Glow also offers clever prompts and notifications. For example, Levchin said, the app might remind a woman on an especially fertile day that it’s a good time to wear nice underwear. Her partner might receive a notification on the same day to bring flowers home.

“Many of the reasons why people find it difficult, when they’re keeping on the clock, is because it becomes unpleasurable when it’s a routine,” he said in the pre-interview.

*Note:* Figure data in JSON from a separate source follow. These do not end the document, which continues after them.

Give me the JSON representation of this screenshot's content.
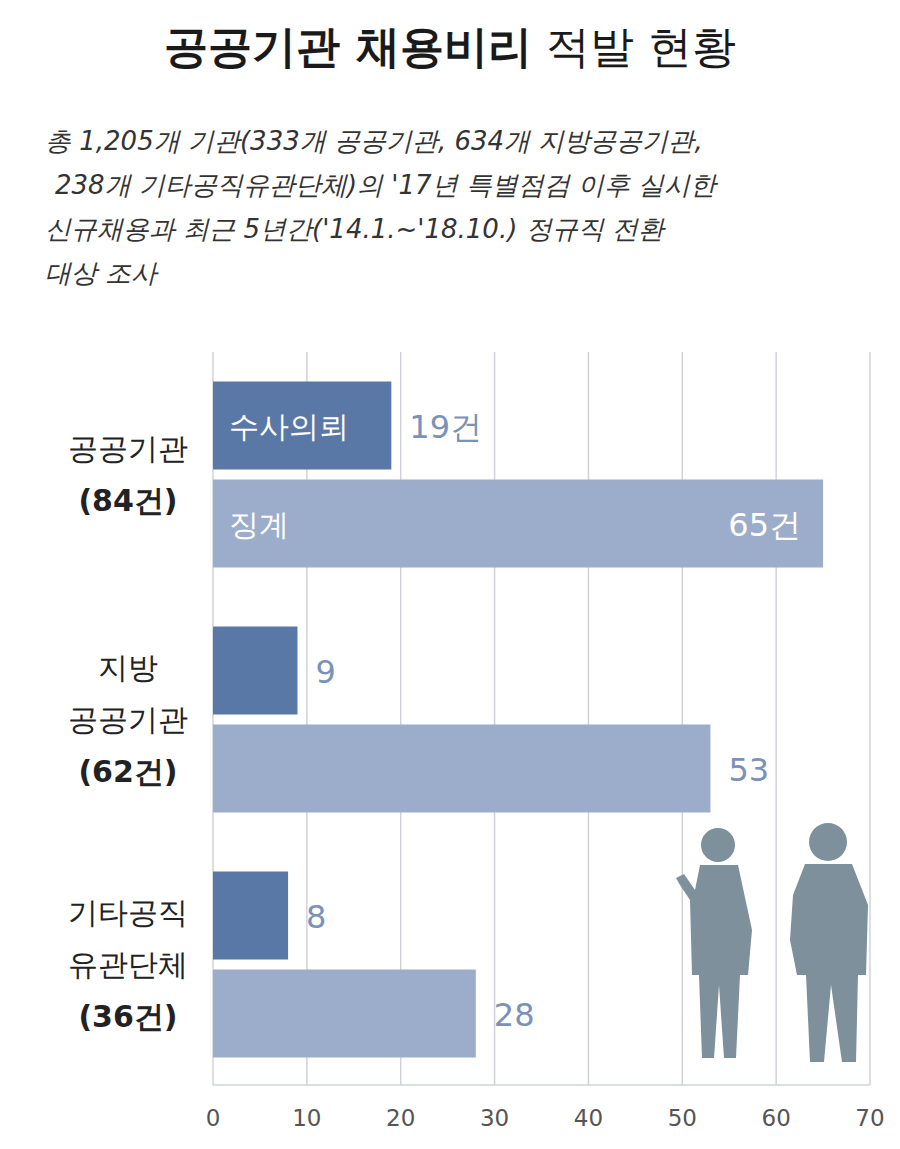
{
  "chart_data": {
    "type": "bar",
    "orientation": "horizontal",
    "title": "공공기관 채용비리 적발 현황",
    "subtitle": [
      "총 1,205개 기관(333개 공공기관, 634개 지방공공기관,",
      "238개 기타공직유관단체)의 '17년 특별점검 이후 실시한",
      "신규채용과 최근 5년간('14.1.~'18.10.) 정규직 전환",
      "대상 조사"
    ],
    "categories": [
      "공공기관\n(84건)",
      "지방\n공공기관\n(62건)",
      "기타공직\n유관단체\n(36건)"
    ],
    "series": [
      {
        "name": "수사의뢰",
        "color": "#5a78a5",
        "values": [
          19,
          9,
          8
        ],
        "value_labels": [
          "19건",
          "9",
          "8"
        ]
      },
      {
        "name": "징계",
        "color": "#9badca",
        "values": [
          65,
          53,
          28
        ],
        "value_labels": [
          "65건",
          "53",
          "28"
        ]
      }
    ],
    "xlim": [
      0,
      70
    ],
    "xticks": [
      0,
      10,
      20,
      30,
      40,
      50,
      60,
      70
    ],
    "grid": true,
    "data_labels": true
  }
}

To say Levchin’s Glow is well timed is both an understatement and a bad pun. The topic of women’s roles in the workforce and at home have been pushed to the forefront of conversation in recent months, thanks to published works like Sheryl Sandberg’s “Lean In” and Anne-Marie Slaughter’s cover story for the Atlantic. Three weeks ago, The Wall Street Journal featured an editorial by a woman who chose to freeze her eggs at age 36, spending $50,000 over the course of the two-year process.

Due to a variety of socioeconomic factors, more women are having children later in life. A 2010 Census Bureau study called “Fertility of American Women: 2010” compared childbearing patterns with those in women from 10 years earlier. The study found that a “delayer boom” was under way, in which highly educated women — those with a college degree or above — were more inclined to delay childbearing into their 30s than those with less education.

When I asked Levchin whether the app was inspired by personal experience, he said, “My wife and I were lucky. We had our children without any issues.” (Levchin and his wife, Nellie, have two kids.)

“But we have people close to us that have gone through multiple IVF trials,” he added, “and we’ve heard them say, ‘We’re not going to put my wife’s body through this anymore.’”

To be sure, there are many other apps available that track women’s periods and ovulation cycles.

But Levchin’s goal, ultimately, isn’t just to help women get pregnant. He believes arming the average citizen with data about his or her health will ultimately cut down on health care costs in the long run. He said he plans to eventually apply this financial model to other areas of health.

Last month, at D: Dive Into Mobile, an entrepreneur named Geoff Clapp stood onstage and demoed another app aimed at offering accessible health care. Called Better, this iPhone-only app connects users directly to the Mayo Clinic’s vast database of health information and, for a monthly fee, will also put you in touch with a Mayo Clinic nurse or doctor for consultation.

At the top of the tiered pricing plan is what Clapp referred to as the “Black Card” service, referencing the American Express card for the uber-wealthy, which includes access to emergency health care.

“We’re taking the best of Silicon Valley and best of clinical health and making it happen,” Clapp said in an interview at the time.

Unlike Glow, the Better app is HIPAA-compliant and pre-tax dollars can be put toward a monthly Better subscription.

There will be some, of course, who are dubious about an iPhone app’s ability to make a difference in the current healthcare system in the U.S. This sentiment is probably best encapsulated in a recent New Yorker story by George Packer, which quotes the Belarusian, dark-side-of-the-Internet scholar Evgeny Morozov as saying, “They think that anything that helps you bypass institutions is, by default, empowering or liberating. You might not be able to pay for health care … but if you have an app on your phone that alerts you to the fact that you need to exercise more, or you aren’t eating healthily enough, they think they are solving the problem.”

Levchin is underscoring his commitment to Glow, and to the new age of digital health, by contributing a million dollars of his own money to a mutual insurance fund that goes to pay for fertility treatments for those who fail to get pregnant after 10 months of using the app.

Users also have the option to contribute $50 a month to the fund, a hundred percent of which will then be put toward their treatments. If they do get pregnant, they forfeit the funds.

In the case of the former, Glow will recommend fertility treatment facilities based on users’ locations.

“The rates of success from facilities is required to be published by law, but most people don’t know how or where to access that,” Levchin said. “We have data on the best places.”